In terms of style, the Chelsea Flower Show offers a certain kind of window onto what was thought good at the time. In May 2000, the prestigious Best in Show award went to the Gardens Illustrated garden, designed by Piet Oudolf and Arne Maynard. I first wrote about Oudolf in 1997, when he laid out a garden for John Coke at Green Farm Plants in Hampshire, but his name was still unfamiliar when he planted up his amazing Chelsea garden with its billowing box hedges. The borders had the texture of faded tapestries, with claret-coloured astrantia, knautia, dark-leaved cimicifuga and the purplish-blue salvia 'Mainacht'.
There's another thing that's happened over the past 10 years: more plants with German names.
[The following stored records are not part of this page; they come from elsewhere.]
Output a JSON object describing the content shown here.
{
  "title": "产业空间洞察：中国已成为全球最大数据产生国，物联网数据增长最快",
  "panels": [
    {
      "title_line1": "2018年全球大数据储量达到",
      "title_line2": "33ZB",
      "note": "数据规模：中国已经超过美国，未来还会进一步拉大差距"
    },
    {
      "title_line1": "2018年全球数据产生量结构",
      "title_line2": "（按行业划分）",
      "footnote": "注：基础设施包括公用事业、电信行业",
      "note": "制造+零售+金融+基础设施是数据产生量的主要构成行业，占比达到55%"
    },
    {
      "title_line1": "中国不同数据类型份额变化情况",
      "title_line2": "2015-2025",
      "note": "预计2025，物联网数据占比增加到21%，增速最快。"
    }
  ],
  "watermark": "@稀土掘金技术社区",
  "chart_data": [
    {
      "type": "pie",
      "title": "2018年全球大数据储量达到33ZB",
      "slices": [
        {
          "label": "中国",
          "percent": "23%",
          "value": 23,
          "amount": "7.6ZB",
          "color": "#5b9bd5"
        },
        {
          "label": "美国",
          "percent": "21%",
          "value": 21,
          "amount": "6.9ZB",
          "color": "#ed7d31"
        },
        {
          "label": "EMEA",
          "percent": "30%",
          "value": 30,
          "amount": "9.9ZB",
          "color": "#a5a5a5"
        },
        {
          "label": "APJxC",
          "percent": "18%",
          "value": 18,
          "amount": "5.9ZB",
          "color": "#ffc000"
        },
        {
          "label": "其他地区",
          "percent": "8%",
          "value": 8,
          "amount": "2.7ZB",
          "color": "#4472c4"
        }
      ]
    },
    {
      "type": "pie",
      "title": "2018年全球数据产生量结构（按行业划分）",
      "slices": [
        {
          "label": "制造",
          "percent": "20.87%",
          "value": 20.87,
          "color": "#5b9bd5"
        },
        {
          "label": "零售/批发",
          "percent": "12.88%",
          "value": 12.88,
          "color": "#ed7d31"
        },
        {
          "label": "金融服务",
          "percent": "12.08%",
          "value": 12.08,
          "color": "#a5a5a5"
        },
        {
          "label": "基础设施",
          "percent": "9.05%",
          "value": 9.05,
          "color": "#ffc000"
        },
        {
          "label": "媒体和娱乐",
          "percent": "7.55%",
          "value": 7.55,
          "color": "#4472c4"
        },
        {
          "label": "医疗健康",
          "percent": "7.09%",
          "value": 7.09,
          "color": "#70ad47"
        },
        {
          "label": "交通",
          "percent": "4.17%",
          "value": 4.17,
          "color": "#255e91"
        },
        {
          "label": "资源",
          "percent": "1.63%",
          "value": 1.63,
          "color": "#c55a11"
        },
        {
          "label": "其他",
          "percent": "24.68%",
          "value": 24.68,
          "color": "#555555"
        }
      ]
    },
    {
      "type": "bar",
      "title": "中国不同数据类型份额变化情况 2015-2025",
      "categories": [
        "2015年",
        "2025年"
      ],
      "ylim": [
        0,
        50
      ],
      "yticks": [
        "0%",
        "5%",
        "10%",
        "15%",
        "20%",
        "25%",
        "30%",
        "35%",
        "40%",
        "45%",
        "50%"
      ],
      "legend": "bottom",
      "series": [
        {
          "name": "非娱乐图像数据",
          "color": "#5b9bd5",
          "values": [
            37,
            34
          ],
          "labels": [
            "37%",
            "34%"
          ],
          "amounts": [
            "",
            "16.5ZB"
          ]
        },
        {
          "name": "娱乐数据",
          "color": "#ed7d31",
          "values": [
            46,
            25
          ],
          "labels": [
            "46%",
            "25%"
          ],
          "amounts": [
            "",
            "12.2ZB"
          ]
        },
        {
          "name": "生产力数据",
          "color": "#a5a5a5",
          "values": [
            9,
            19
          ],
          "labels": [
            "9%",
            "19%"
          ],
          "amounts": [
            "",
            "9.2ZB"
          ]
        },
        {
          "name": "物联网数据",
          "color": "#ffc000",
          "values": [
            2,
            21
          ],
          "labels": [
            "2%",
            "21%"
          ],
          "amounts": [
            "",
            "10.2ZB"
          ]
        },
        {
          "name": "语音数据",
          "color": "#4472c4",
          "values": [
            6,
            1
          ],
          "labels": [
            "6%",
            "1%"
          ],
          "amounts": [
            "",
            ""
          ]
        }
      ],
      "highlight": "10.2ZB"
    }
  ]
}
We have 'Goldschlier' and 'Tautrager', 'Kupfersprudel' and 'Rubinkuppel'. The names came in with the plants of the New Perennial Movement, thought to be a very Noughties thing (but actually much more like the Old Perennial Movement than any of its protagonists wanted to believe). For good reasons – colder winters, less rich soil – grasses had traditionally been used more by German garden designers than British ones. German nurserymen bred and selected some excellent kinds which naturally kept their names when they first started to be sold in the UK.
In 2001, the Chelsea money was on Tom Stuart-Smith, the impossibly charming, impossibly good-looking designer who, over the past 10 years, has won seven gold medals at Chelsea and three Best in Shows. But despite his amazing lime trees and a very "then" planting with plenty of miscanthus, the top award went to Professor Fukuhara and his Japanese tea garden. What I mostly remember about that garden was a notice stuck in the raked sand in front of the tea house on press day. "Keep off or die" it said. I believed it.
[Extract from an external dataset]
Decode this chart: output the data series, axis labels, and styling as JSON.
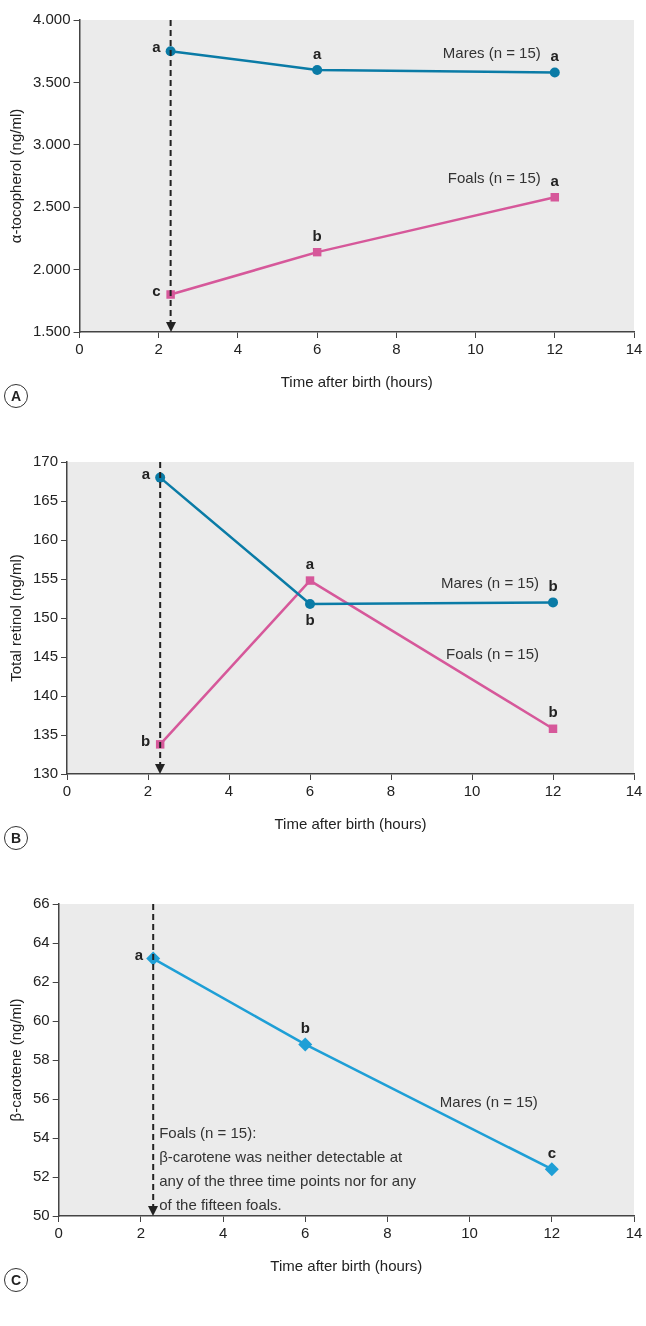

Gardens in the Japanese style work well at shows like Chelsea because they are meant to be static set pieces, the plants living sculptures. A fabulous piece of cloud topiary in a Japanese garden sponsored by Honda in 2002 was probably the most expensive plant ever used in a show garden at Chelsea. Before the show had even opened, it was sold to the chairman of the security firm Group 4. It should be safe with him.
It was an interesting year, 2002 – perhaps the first time that a really good Back to Nature garden (an obsession during this past decade) appeared on the Chelsea radar. It came from a young Irish designer, Mary Reynolds, who had very little money to spend on it. I first met her salvaging plants from other people's skips and she put those finds to brilliant use in a garden surrounded by a wall of round granite boulders. Small creeping ferns, cinquefoil, herb Robert and other wild plants crept from the gaps between the stones. In the front corner stood an old thorn tree, just breaking into bloom. The planting around the central pond was very quiet, grass studded with daisies and hawkweed. It was superbly done. Believable. And in all senses, very green.
Diarmuid Gavin – remember him? – was back at Chelsea in 2005, undeterred by the rubbishing his garden had got the previous year. It was funded by the Lottery – why? Now there's a good thing that has happened over the past decade. We no longer have the Diarmuid (or the Llewellyn-Bowen) leering out from our televisions. I'm still waiting for some really good gardening programmes, though. Programme-makers are terrified of seeming elitist. They are being extraordinarily patronising in supposing that we can't dwell on any subject for more than two minutes at a time. There are 26 million of us gardeners in the UK. Do the programme-makers ever wonder why so few of us are watching what they give us?
The garden as anchor and refuge is what I see for the decade to come. The garden as teacher, as a place of calm. Of grace. Of happiness. Of all that is good. My advice? Stop Googling. Start weeding.